The evolution of machine perception to machine learning and reasoning, and ultimately machine intelligence, has a potential to significantly impact acceleration and advancement of autonomous scientific discovery and the operation of scientific instruments. While machine reasoning will enable intelligent systems to better understand and interact with their physical world, machine intelligence through modeling, simulation and automation, closes the gap between experiments, extreme computing, and scientific discovery. In order to usher in this new era of autonomous science, advances in several areas of artificial intelligence and other disciplines e.g., high-performance computing, data engineering need to come together. Therefore, the goal of this workshop is to bring together researchers from diverse backgrounds to enable extreme scaling of AI for science.
This workshop will address the overarching goal of enabling semi-autonomous and autonomous AI-driven predictive and prescriptive scientific discovery at scale by integrating extreme-scale heterogeneous and reconfigurable computing paradigms, multiscale mathematics, physics-based simulation, data sciences and engineering to address challenges across science, scientific instruments, and security domains e.g., biology, chemistry, and material science. Specific areas of interest include:
● Algorithms: Advance extreme-scale Artificial Intelligence through algorithmic development in the areas of probabilistic reasoning, multimodal representation learning, natural language processing, robotics, decision making, combinatorial optimization and
● Implementation and deployment: Enable scalable Artificial Intelligence through advances in distributed and parallel AI algorithms and tools, heterogeneous and reconfigurable computing platforms and paradigms, Exascale systems, and compilers and system software for extreme-scale AI/ML algorithms.
● Applications: Discuss application use cases in science domains of importance including computational biology, molecular chemistry, material science, epidemiology, energy and physics.

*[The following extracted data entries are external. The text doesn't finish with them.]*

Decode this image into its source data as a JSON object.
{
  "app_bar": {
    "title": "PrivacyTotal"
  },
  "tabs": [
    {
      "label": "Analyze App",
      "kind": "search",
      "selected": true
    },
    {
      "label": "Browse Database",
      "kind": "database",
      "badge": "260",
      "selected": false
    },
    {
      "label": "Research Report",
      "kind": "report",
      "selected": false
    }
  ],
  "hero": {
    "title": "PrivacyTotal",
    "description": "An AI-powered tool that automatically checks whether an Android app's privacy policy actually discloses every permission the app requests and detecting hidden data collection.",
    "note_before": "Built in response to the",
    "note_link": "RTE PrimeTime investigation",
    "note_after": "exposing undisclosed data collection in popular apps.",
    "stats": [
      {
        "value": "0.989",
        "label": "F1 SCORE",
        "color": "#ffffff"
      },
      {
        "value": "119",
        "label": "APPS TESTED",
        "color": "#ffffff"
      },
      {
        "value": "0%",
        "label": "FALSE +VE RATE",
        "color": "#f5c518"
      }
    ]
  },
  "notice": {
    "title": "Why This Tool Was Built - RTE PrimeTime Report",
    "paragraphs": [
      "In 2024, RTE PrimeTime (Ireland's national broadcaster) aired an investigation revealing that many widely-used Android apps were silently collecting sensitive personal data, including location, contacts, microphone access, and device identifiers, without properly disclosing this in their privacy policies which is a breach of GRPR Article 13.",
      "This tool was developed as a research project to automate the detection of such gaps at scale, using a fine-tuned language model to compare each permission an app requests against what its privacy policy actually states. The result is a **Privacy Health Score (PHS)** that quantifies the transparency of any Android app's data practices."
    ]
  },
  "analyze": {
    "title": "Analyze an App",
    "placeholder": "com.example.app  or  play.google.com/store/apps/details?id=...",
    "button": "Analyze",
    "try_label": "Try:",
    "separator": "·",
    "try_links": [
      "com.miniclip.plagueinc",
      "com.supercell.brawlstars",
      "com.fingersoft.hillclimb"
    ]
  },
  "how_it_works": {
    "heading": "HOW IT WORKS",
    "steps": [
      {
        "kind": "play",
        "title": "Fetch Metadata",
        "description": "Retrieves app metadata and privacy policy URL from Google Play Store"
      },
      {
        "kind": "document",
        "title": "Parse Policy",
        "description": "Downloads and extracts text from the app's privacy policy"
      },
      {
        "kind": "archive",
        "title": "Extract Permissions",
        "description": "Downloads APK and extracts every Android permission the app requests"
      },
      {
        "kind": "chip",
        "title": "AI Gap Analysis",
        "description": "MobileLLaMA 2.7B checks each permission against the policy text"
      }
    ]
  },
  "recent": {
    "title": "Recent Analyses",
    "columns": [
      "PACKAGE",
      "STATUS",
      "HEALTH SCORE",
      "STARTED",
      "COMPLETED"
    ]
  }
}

The workshop seeks short and long papers spanning all areas of scaling AI for science, engineering and security domains including but not limited to:
● Parallel and distributed algorithms for machine learning, machine reasoning, and machine intelligence at scale. Specific examples include: probabilistic reasoning, data analytics, knowledge representation learning, multi-modal analysis, natural language processing, robotics, decision making, combinatorial optimization and human-machine interaction
● Software tools, compilers and system software to enable AI for machine perception and reasoning at scale. Specific examples include PyTorch (and Glow), TensorFlow (and XLA), CNTK, TVM, and the MLIR framework.
● Application case studies in all areas of science and engineering such as biology, chemistry, material science, high energy physics, and climate security.